O magari, se proprio si è costretti a dare un contributo alla causa delle decifrazione di un’apoteosi, si deve tornare all’inizio di questo articolo. Per un’ora e mezzo Checco trascina il pubblico dalla parte sbagliata della presentabilità sociale, si impadronisce di ogni posizione insostenibile fuori dall’osteria: omofobo, anticomunista, maschilista, fan dell’anidride carbonica in associazione alle bevande. Ma non soltanto: il bambino che viene curato con ippoterapia e dieta vegana perché affetto da mutismo selettivo – il padre regista sta girando «Eutanasia mon amour», e ha abbandonato ogni interazione emotiva o qualcosa del genere – ricomincia a parlare perché Zalone lo tratta da bambino, e cioè dandogli una strigliata. Alla cena di beneficenza a Portofino il missionario si chiama don Fabergé, Hermès è la figlia del miliardario, tutti divorano aragosta mentre il maxischermo manda il documentario della fame nel mondo. C’è un po’ di ovvio, un po’ di infallibile Radical chic di Tom Wolfe riproposto quarant’anni dopo; c’è un po’ di liberazione dall’obbligo di essere sempre impeccabili: ci si sente sollevati a sentir dire a Zalone, e vedergli fare cose che non noi diremmo e faremmo mai, ma qualche volta le abbiamo pensate. C’è qualcosa di rivelatore in lui che descrive ai vecchi del paesino come sono fatti i bimbi, perché i bimbi stanno scomparendo, e quelli rimasti li trattiamo come piccoli rimbambiti di cristallo, con le migliaia di attività doposcuola, le terapia psicologica, la respirazione yoga (no grazie, dice Zalone, il mio respira già).

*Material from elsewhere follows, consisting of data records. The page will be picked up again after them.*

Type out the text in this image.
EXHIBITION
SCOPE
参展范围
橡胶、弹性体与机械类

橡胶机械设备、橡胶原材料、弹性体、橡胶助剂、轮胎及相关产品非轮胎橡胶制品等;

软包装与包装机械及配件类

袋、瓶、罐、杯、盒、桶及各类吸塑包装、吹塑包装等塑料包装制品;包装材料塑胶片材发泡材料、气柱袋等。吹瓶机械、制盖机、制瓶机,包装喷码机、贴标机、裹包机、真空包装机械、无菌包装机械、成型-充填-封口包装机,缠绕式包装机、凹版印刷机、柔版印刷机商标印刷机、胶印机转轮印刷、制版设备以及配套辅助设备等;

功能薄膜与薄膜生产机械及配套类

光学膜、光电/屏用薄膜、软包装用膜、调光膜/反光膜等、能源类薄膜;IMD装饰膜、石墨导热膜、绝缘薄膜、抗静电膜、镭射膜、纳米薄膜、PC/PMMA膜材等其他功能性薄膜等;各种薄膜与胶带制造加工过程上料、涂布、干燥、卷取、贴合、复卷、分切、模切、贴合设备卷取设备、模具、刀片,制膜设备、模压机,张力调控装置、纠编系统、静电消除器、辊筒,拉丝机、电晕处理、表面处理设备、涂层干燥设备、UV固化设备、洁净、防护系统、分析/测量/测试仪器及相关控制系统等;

Alla fine il rebus è irrisolvibile. Ci sono tanti motivi per andare a vedere Zalone, anche se probabilmente non sono 44 milioni. Uno è centrale: le cose che funzionano non sono per forza le più belle. Ma tantomeno sono le più brutte: se non si capisce qualcosa di Zalone, non si capisce nulla di noi, di noi tutti (e anche la pedagogia è salva).